In production, a mix of client and server side load balancing are often used. It's not hard to see why, if we consider the impact of load balancing at the client and at the server. Here we consider just latency and throughput.
Client-side load balancing tends to suffer worse latency than server-side load balancing. The reason is because the client often doesn't have visibility on server availability or load. If a server is overloaded or is offline, then the client may have to wait for a timeout before it tries another server. Propagating server load information to the client does not improve latency because the propagation delay only adds to the overall service time. Server availability is also highly dynamic, so a client cannot reuse this information for an extended period of time. On the other hand, a server-side load balancer is much closer to the backend servers, which means it could obtain server availability much faster. Also, the balancer can amortize the cost of querying server availability over many requests. Server-side load balancing, therefore, incurs no latency penalty to the client.
Client-side load balancing tends to enjoy greater throughput than server-side load balancing. That's because the network path for each client-server path could potentially take different routes. Of course, if a client tries to contact many servers, it would saturate its own uplink first, but if a server's uplink is saturated, we can easily add more servers and more uplinks. On the other hand, a server-side load balancer becomes a unique destination for many clients, so its uplink can be easily saturated.

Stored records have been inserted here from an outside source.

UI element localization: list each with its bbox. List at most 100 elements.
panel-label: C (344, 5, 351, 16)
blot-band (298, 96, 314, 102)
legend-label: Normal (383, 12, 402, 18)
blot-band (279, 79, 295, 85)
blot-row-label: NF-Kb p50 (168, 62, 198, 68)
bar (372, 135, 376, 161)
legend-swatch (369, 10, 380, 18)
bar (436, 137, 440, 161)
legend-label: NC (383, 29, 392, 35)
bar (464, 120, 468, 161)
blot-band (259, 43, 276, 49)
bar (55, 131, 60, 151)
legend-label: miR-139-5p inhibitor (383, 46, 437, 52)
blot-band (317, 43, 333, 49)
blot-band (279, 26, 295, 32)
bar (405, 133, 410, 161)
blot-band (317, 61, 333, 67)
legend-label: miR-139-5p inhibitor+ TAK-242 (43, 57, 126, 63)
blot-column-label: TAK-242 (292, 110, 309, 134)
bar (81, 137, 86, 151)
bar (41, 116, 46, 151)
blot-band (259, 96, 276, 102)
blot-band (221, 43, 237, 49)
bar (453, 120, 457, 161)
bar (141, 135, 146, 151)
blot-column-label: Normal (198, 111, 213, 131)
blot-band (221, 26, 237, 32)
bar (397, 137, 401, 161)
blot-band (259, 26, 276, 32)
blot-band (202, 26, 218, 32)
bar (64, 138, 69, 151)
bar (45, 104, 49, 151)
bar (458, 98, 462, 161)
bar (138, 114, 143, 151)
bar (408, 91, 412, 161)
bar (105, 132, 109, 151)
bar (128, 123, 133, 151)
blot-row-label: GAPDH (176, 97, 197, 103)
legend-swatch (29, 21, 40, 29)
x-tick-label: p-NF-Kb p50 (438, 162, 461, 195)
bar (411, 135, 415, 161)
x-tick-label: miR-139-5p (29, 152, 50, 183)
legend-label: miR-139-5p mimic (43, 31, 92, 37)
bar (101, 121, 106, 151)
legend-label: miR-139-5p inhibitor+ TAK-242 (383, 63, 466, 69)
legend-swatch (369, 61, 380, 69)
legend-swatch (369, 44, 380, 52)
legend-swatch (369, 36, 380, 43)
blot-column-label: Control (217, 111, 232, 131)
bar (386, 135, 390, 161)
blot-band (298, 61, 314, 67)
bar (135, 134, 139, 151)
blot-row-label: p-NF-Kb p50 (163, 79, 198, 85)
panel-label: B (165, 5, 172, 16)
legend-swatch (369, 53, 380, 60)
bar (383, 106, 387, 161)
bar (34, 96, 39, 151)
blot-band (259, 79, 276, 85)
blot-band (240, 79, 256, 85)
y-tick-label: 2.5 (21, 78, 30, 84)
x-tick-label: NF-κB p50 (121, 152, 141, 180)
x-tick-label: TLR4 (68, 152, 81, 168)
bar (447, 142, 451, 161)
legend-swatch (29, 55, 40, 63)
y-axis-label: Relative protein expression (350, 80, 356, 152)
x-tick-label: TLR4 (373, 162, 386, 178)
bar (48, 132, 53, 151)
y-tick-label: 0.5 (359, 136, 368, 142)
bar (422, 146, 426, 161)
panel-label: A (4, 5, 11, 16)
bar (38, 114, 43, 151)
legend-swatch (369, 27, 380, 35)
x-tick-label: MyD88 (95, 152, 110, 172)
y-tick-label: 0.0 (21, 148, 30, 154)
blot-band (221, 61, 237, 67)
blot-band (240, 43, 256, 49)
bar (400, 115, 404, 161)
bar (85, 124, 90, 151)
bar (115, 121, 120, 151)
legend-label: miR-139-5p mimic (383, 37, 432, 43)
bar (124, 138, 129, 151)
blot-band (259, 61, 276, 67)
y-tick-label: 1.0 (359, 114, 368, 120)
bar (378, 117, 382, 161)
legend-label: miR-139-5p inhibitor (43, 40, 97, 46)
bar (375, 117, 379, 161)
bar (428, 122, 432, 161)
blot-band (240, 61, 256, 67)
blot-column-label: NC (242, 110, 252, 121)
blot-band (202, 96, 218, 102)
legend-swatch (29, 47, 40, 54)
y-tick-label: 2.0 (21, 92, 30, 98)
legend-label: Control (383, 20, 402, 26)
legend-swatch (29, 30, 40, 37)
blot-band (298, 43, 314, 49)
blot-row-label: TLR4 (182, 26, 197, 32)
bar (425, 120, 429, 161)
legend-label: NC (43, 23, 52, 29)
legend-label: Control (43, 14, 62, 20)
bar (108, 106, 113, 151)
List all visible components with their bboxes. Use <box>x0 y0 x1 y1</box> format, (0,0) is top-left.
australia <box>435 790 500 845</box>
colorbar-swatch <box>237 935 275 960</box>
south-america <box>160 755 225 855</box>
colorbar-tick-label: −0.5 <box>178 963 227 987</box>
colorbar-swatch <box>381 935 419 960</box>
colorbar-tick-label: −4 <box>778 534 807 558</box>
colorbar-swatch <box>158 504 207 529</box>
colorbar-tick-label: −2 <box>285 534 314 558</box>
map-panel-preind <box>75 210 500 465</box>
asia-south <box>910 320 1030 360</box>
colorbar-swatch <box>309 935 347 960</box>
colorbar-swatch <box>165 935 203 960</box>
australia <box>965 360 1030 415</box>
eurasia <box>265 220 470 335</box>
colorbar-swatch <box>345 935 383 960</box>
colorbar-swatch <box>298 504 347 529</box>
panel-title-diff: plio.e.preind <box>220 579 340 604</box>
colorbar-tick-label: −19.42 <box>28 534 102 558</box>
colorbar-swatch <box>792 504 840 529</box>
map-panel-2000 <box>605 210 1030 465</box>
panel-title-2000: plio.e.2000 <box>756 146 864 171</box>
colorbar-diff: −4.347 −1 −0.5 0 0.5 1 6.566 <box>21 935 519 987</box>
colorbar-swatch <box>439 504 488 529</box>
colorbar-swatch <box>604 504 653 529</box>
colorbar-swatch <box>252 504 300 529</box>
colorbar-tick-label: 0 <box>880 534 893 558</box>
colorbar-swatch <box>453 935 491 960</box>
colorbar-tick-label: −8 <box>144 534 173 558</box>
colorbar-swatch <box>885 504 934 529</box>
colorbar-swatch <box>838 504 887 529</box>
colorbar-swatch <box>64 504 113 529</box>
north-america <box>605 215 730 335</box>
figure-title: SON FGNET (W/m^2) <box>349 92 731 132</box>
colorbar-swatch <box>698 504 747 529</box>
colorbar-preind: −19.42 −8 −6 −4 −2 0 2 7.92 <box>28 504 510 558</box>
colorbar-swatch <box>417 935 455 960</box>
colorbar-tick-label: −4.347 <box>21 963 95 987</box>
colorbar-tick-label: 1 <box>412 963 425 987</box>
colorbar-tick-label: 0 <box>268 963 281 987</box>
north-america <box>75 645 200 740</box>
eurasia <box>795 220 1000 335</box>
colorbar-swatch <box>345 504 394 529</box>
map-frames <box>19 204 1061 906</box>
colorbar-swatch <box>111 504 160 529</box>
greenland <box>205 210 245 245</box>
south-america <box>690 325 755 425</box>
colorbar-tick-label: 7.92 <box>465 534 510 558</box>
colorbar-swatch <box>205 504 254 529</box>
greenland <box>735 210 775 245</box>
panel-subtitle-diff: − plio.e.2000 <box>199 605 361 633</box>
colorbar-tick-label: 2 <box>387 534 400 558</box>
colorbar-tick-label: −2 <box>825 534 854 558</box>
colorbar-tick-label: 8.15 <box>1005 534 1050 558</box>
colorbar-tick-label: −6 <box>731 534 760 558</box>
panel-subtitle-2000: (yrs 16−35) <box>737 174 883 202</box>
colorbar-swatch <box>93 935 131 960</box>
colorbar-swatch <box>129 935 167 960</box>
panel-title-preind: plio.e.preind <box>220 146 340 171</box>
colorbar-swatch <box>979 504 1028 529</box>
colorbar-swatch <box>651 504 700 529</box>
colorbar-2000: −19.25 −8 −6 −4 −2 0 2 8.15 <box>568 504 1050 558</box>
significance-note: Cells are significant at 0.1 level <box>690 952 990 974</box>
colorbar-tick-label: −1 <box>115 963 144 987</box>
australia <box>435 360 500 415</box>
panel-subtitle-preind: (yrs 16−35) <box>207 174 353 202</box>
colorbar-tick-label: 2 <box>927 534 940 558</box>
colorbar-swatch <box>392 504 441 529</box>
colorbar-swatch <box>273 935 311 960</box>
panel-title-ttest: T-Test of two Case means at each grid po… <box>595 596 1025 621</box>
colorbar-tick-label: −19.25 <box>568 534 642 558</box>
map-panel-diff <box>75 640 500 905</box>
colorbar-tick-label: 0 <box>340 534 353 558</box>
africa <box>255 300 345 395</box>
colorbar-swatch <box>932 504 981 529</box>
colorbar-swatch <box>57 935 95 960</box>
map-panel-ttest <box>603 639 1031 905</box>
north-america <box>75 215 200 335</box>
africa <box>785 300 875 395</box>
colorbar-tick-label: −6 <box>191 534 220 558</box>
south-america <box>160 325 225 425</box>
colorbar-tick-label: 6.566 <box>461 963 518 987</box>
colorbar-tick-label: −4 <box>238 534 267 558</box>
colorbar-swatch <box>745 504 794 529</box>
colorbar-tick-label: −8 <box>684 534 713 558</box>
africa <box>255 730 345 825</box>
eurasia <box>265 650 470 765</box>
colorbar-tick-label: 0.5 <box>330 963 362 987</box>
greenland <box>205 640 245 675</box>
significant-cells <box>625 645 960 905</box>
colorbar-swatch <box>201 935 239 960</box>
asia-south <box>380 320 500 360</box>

If it is the case that requests are smaller than the responses (which is often the case but not always), then Direct Routing can alleviate some of the load-balancer throughput bottleneck by having the backends return the response directly to the client, but it doesn't scale as easily as client-side load balancing.
The solution often used in production is to deploy both client and server side load balancing. A cluster in server-side load balancing makes a destination highly available, which guarantees the best service time for a given client. But client-side load balancing can send a client to multiple such clusters for better throughput.